Un couple a rédigé un testament mutuel, dans lequel chacun léguait ses biens au conjoint survivant. Le testament prévoyait également qu'après le décès du conjoint survivant, le reste de la succession serait divisé à parts égales entre leurs enfants communs. Cependant, au décès de l'homme et même avant qu'une ordonnance de succession ne soit émise, la femme a renoncé à l'héritage en faveur de l'un des enfants. Une personne peut-elle empêcher ses héritiers de décider quoi faire de leur part d'héritage et modifier la façon dont l'héritage est distribué ?
La loi israélienne permet à un héritier de renoncer à l'héritage avant qu'il ne soit partagé et, par conséquent, de transférer sa part à une autre personne, à condition qu'elle fasse partie du cercle initial du défunt (conjoint, enfant ou frère/sœur du testateur). En même temps, la loi permet d'éviter cela grâce au mécanisme "d'un héritier à la place d'un héritier", en stipulant à l'avance l'ordre des héritiers de sorte que si un héritier particulier ne peut pas hériter, pour quelque raison que ce soit, un héritier alternatif est prédéfini. Dans un tel testament, le premier héritier peut renoncer à sa part, mais celle-ci ne sera transférée qu'à la personne désignée comme remplaçante dans le testament. Dans une affaire débattue devant le tribunal aux affaires familiales de Haïfa en septembre 2022, le testament d'un homme établissait un accord en vertu duquel sa femme héritait de son appartement, mais si elle décédait avant lui, la succession serait partagée entre ses deux fils. Après le décès du père, la mère a transféré l'appartement à l'un des fils, et le tribunal a déterminé qu'une fois que la mère avait hérité de l'appartement, elle avait le droit de faire ce qu'elle voulait de l'héritage. Dans une autre affaire, débattue devant le tribunal aux affaires familiales de Tel Aviv en octobre 2023, un couple avait rédigé des testaments mutuels avec une clause permettant à chacun de modifier le testament et un accord en vertu duquel le conjoint survivant hérite de la succession, mais si les deux décèdent de manière très rapprochée, l'héritage passera à leurs neveux. Au décès du mari, l'épouse a préparé un nouveau testament et le Tribunal l'a confirmé.
La loi israélienne permet également un mécanisme "d'un héritier après un héritier" (similaire au principe de l'usufruit ou du "domaine viager" en common law) dans lequel le testateur détermine qui est l'héritier après son décès et qui hérite de ce qu'il reste de la succession de cet héritier. Dans ce type de testament, le premier héritier ne peut pas léguer ce qui reste de l'héritage autrement que ce qui est établi dans le testament du testateur, mais il est autorisé à utiliser l'héritage et peut également transférer les actifs de l'héritage sous forme de donation de son vivant. Dans une affaire débattue devant le tribunal de district de Tel Aviv en décembre 2023, des conjoints ont signé un testament mutuel dans lequel ils ont convenu qu'au décès de l'un d'eux, le conjoint survivant hériterait de sa part, et ce qu'il resterait au décès de l'autre serait divisé de telle sorte que le fils obtiendrait 80 % et les deux filles le reste. Au décès du mari, la mère a renoncé à l'héritage en faveur des trois enfants à parts égales. Le tribunal a statué que, parce qu'elle est héritière après héritier, la femme a le droit légal de se retirer du testament au profit des enfants.

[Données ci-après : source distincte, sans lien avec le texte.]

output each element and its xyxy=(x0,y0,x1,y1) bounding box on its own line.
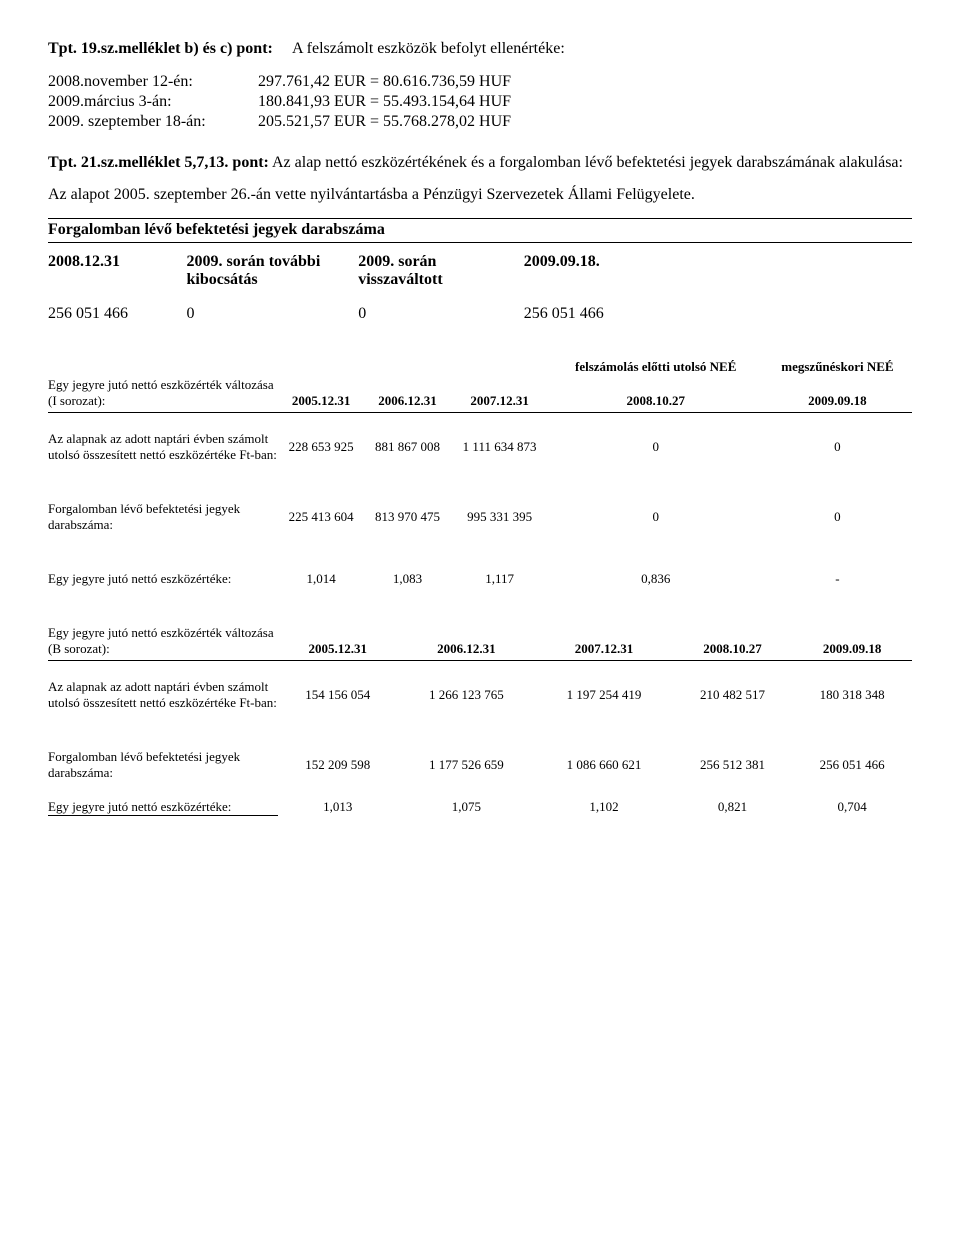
value-cell: 1 177 526 659 xyxy=(398,711,536,781)
rate-value-cell: 180.841,93 EUR = 55.493.154,64 HUF xyxy=(258,92,511,112)
section-19-value: A felszámolt eszközök befolyt ellenérték… xyxy=(292,40,565,57)
units-header-cell: 2009.09.18. xyxy=(524,253,688,305)
rate-value-cell: 205.521,57 EUR = 55.768.278,02 HUF xyxy=(258,112,511,132)
table-row: 256 051 466 0 0 256 051 466 xyxy=(48,305,688,323)
row-label: Az alapnak az adott naptári évben számol… xyxy=(48,413,278,463)
value-cell: 0 xyxy=(763,413,912,463)
col-sub-header: megszűnéskori NEÉ xyxy=(763,359,912,375)
value-cell: 210 482 517 xyxy=(673,661,793,711)
value-cell: - xyxy=(763,533,912,587)
value-cell: 1,117 xyxy=(451,533,549,587)
series-b-table: Egy jegyre jutó nettó eszközérték változ… xyxy=(48,623,912,816)
registration-paragraph: Az alapot 2005. szeptember 26.-án vette … xyxy=(48,186,912,204)
table-row: Forgalomban lévő befektetési jegyek dara… xyxy=(48,711,912,781)
value-cell: 881 867 008 xyxy=(364,413,450,463)
col-sub-header: felszámolás előtti utolsó NEÉ xyxy=(549,359,763,375)
units-header-cell: 2008.12.31 xyxy=(48,253,186,305)
value-cell: 1 266 123 765 xyxy=(398,661,536,711)
year-header-cell: 2006.12.31 xyxy=(364,375,450,409)
value-cell: 0 xyxy=(549,463,763,533)
year-header-cell: 2008.10.27 xyxy=(549,375,763,409)
value-cell: 0,836 xyxy=(549,533,763,587)
value-cell: 1 197 254 419 xyxy=(535,661,673,711)
value-cell: 813 970 475 xyxy=(364,463,450,533)
value-cell: 1 111 634 873 xyxy=(451,413,549,463)
units-value-cell: 256 051 466 xyxy=(48,305,186,323)
rate-value-cell: 297.761,42 EUR = 80.616.736,59 HUF xyxy=(258,72,511,92)
value-cell: 154 156 054 xyxy=(278,661,398,711)
units-header-cell: 2009. során visszaváltott xyxy=(358,253,524,305)
value-cell: 1,013 xyxy=(278,781,398,816)
table-row: 2009. szeptember 18-án: 205.521,57 EUR =… xyxy=(48,112,511,132)
year-header-cell: 2009.09.18 xyxy=(792,623,912,657)
exchange-rates-table: 2008.november 12-én: 297.761,42 EUR = 80… xyxy=(48,72,511,132)
section-21-label: Tpt. 21.sz.melléklet 5,7,13. pont: xyxy=(48,154,269,171)
value-cell: 256 051 466 xyxy=(792,711,912,781)
row-label: Egy jegyre jutó nettó eszközértéke: xyxy=(48,781,278,816)
units-header-cell: 2009. során további kibocsátás xyxy=(186,253,358,305)
table-row: Forgalomban lévő befektetési jegyek dara… xyxy=(48,463,912,533)
units-value-cell: 0 xyxy=(358,305,524,323)
rate-date-cell: 2009. szeptember 18-án: xyxy=(48,112,258,132)
series-b-title: Egy jegyre jutó nettó eszközérték változ… xyxy=(48,623,278,657)
row-label: Az alapnak az adott naptári évben számol… xyxy=(48,661,278,711)
value-cell: 152 209 598 xyxy=(278,711,398,781)
row-label: Forgalomban lévő befektetési jegyek dara… xyxy=(48,711,278,781)
value-cell: 1,083 xyxy=(364,533,450,587)
section-divider: Forgalomban lévő befektetési jegyek dara… xyxy=(48,218,912,243)
value-cell: 0 xyxy=(549,413,763,463)
table-row: Egy jegyre jutó nettó eszközértéke: 1,01… xyxy=(48,781,912,816)
value-cell: 995 331 395 xyxy=(451,463,549,533)
year-header-cell: 2007.12.31 xyxy=(451,375,549,409)
table-row: 2009.március 3-án: 180.841,93 EUR = 55.4… xyxy=(48,92,511,112)
year-header-cell: 2009.09.18 xyxy=(763,375,912,409)
table-header-row: Egy jegyre jutó nettó eszközérték változ… xyxy=(48,623,912,657)
value-cell: 1 086 660 621 xyxy=(535,711,673,781)
table-row: Az alapnak az adott naptári évben számol… xyxy=(48,413,912,463)
year-header-cell: 2005.12.31 xyxy=(278,375,364,409)
row-label: Egy jegyre jutó nettó eszközértéke: xyxy=(48,533,278,587)
table-header-row: Egy jegyre jutó nettó eszközérték változ… xyxy=(48,375,912,409)
year-header-cell: 2006.12.31 xyxy=(398,623,536,657)
value-cell: 180 318 348 xyxy=(792,661,912,711)
units-value-cell: 256 051 466 xyxy=(524,305,688,323)
units-title: Forgalomban lévő befektetési jegyek dara… xyxy=(48,221,385,238)
units-value-cell: 0 xyxy=(186,305,358,323)
value-cell: 228 653 925 xyxy=(278,413,364,463)
row-label: Forgalomban lévő befektetési jegyek dara… xyxy=(48,463,278,533)
value-cell: 1,075 xyxy=(398,781,536,816)
units-table: 2008.12.31 2009. során további kibocsátá… xyxy=(48,253,688,323)
value-cell: 256 512 381 xyxy=(673,711,793,781)
table-row: Az alapnak az adott naptári évben számol… xyxy=(48,661,912,711)
series-i-title: Egy jegyre jutó nettó eszközérték változ… xyxy=(48,375,278,409)
year-header-cell: 2005.12.31 xyxy=(278,623,398,657)
table-super-header-row: felszámolás előtti utolsó NEÉ megszűnésk… xyxy=(48,359,912,375)
section-21-paragraph: Tpt. 21.sz.melléklet 5,7,13. pont: Az al… xyxy=(48,154,912,172)
series-i-table: felszámolás előtti utolsó NEÉ megszűnésk… xyxy=(48,359,912,587)
value-cell: 0,821 xyxy=(673,781,793,816)
table-row: 2008.november 12-én: 297.761,42 EUR = 80… xyxy=(48,72,511,92)
value-cell: 225 413 604 xyxy=(278,463,364,533)
section-19-header: Tpt. 19.sz.melléklet b) és c) pont: A fe… xyxy=(48,40,912,58)
section-21-text: Az alap nettó eszközértékének és a forga… xyxy=(269,154,903,171)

Particulièrement lorsqu'une personne cherche à garantir ce qu'il adviendra de ses biens à son décès, mais aussi dans d'autres cas, les testaments sont un sujet beaucoup plus complexe qu'il n'y paraît à première vue, et il y a de nombreuses questions qu'un avocat novice ne connaîtrait pas. Par conséquent, il est très important, lors de la préparation d'un testament, de consulter un avocat possédant une vaste expérience en la matière pour examiner toutes les options juridiques qui garantiront que le testament reflète réellement les souhaits futurs du testateur concernant son patrimoine le moment venu. Dans de nombreux cas, il vaut également la peine d'envisager un testament notarié, ce qui garantira qu'il sera très difficile de le contester à l'avenir, en particulier lorsque le testateur est relativement âgé et certainement si le testateur est en mauvaise santé au moment de la rédaction du testament.